Im Mai 2017 vereinbarten die Klägerin und ihr Ehemann zur Ablösung des Darlehens eine Zwischenfinanzierung bei einem anderen Kreditinstitut; die Auszahlung dieses Darlehens erfolgte am 5.5.2017. Nach Eintritt der Rechtskraft des Urteils vom 23.7.2015 erhielt die Klägerin von der Beklagten am 22.8.2017 einen Betrag von rd. 169.000 €, der sich aus den für den Erwerb der Eigentumswohnung aufgewendeten Kosten von 141.300 € und aus Prozesszinsen i.H.v. rd. 27.500 € bis zum Auszahlungstag zusammensetzt. In dem vorliegenden Rechtsstreit verlangt die Klägerin aus eigenem und abgetretenem Recht ihres Ehemanns Ersatz der auf das erste Darlehen gezahlten Zinsen und der Kosten der Zwischenfinanzierung unter Abzug von Mieteinnahmen.

Das LG gab der Klage i.H.v. rd. 36.000 € statt. Das OLG hielt die Verurteilung i.H.v. rd. 34.000 € aufrecht und wies die weitergehende Klage ab. Auf die Revision der Beklagten hob der BGH das Berufungsurteil insoweit auf, als die Berufung der Beklagten gegen ihre Verurteilung zur Zahlung eines rd. 8.500 € nebst Zinsen übersteigenden Betrages zurückgewiesen worden ist, und verwies die Sache im Umfang der Aufhebung zur neuen Verhandlung und Entscheidung an das OLG zurück.

Die Gründe:
Die bis zum 5.5.2017 gezahlten Prozesszinsen sind entgegen der Ansicht des OLG auf die der Klägerin zugesprochenen Darlehenszinsen im Wege der Vorteilsausgleichung anzurechnen.

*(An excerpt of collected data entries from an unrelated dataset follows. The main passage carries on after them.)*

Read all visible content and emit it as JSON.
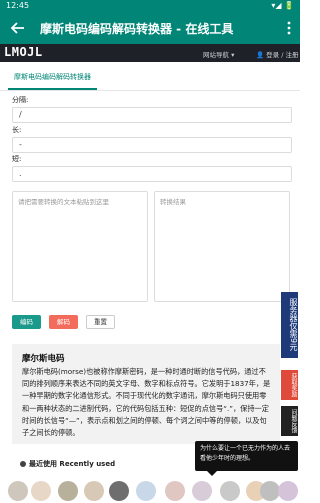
{
  "status_bar": {
    "time": "12:45",
    "icons": "▾◢ 🔋"
  },
  "app_bar": {
    "title": "摩斯电码编码解码转换器 - 在线工具"
  },
  "site": {
    "logo": "LMOJL",
    "nav_label": "网站导航 ▾",
    "login_label": "👤 登录 / 注册"
  },
  "tab": {
    "label": "摩斯电码编码解码转换器"
  },
  "form": {
    "separator_label": "分隔:",
    "separator_value": "/",
    "long_label": "长:",
    "long_value": "-",
    "short_label": "短:",
    "short_value": ".",
    "input_placeholder": "请把需要转换的文本粘贴到这里",
    "output_placeholder": "转换结果"
  },
  "buttons": {
    "encode": "编码",
    "decode": "解码",
    "clear": "重置"
  },
  "info": {
    "heading": "摩尔斯电码",
    "body": "摩尔斯电码(morse)也被称作摩斯密码，是一种时通时断的信号代码，通过不同的排列顺序来表达不同的英文字母、数字和标点符号。它发明于1837年，是一种早期的数字化通信形式。不同于现代化的数字通讯，摩尔斯电码只使用零和一两种状态的二进制代码，它的代码包括五种：短促的点信号“.”，保持一定时间的长信号“—”，表示点和划之间的停顿、每个词之间中等的停顿，以及句子之间长的停顿。"
  },
  "recent": {
    "title": "最近使用 Recently used",
    "avatar_count": 12
  },
  "side": {
    "service": "服务器仅需9元",
    "reward": "获取奖励",
    "feedback": "问题反馈"
  },
  "toast": {
    "text": "为什么要让一个已无力作为的人去看他少年时的理想。"
  },
  "colors": {
    "primary": "#008577",
    "encode": "#1a9a8a",
    "decode": "#f26b5b",
    "dark": "#1e2127"
  }
}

Bei der im Ausgangspunkt nach der Differenzhypothese vorzunehmenden Schadensberechnung kommen die allgemeinen Grundsätze der Schadenszurechnung und der Vorteilsausgleichung zur Anwendung. Danach sind Vorteile zu berücksichtigen, die durch das schädigende Ereignis adäquat kausal verursacht wurden und deren Anrechnung dem Sinn und Zweck der Schadensersatzpflicht entspricht, d.h. den Geschädigten nicht unzumutbar belasten und den Schädiger nicht unbillig begünstigen. Es soll ein gerechter Ausgleich zwischen den bei einem Schadensfall widerstreitenden Interessen herbeigeführt werden.

Daraus folgt nach der Rechtsprechung des BGH, dass dem Bereicherungsgläubiger neben dem Anspruch auf Herausgabe gezogener Nutzungen nach § 818 Abs. 1 BGB aus einem rechtsgrundlos überlassenen Geldbetrag nicht kumulativ ein Anspruch auf Prozesszinsen für den überlassenen Geldbetrag zusteht. Dem liegt die Überlegung zugrunde, dass Prozesszinsen die Funktion haben, den Nachteil auszugleichen, den der Gläubiger dadurch erleidet, dass er infolge nicht rechtzeitiger Zahlung des Schuldners daran gehindert ist, einen ihm zustehenden Geldbetrag zu nutzen. Durch die Zuerkennung des Anspruchs auf Herausgabe gezogener Nutzungen ist dieser Nachteil ausgeglichen. Die zusätzliche Zubilligung von Prozesszinsen würde den Bereicherungsgläubiger ohne Grund besserstellen, als er bei rechtzeitiger Zahlung gestanden hätte. Aus diesem Grund können Prozess- und Verzugszinsen nicht nebeneinander geltend gemacht werden, und ein auf Verzug gestützter Zinsschaden gem. § 280 Abs. 1 und 2, § 286 BGB ist nicht mit dem Anspruch auf Prozesszinsen kombinierbar, da der Vorenthaltungsschaden ansonsten doppelt entschädigt werden würde. Daher kommt für ein und denselben Zeitraum entweder nur der Anspruch auf Nutzungsersatz oder nur der Anspruch auf Prozesszinsen - je nachdem, welcher für den Gläubiger günstiger ist - zum Tragen.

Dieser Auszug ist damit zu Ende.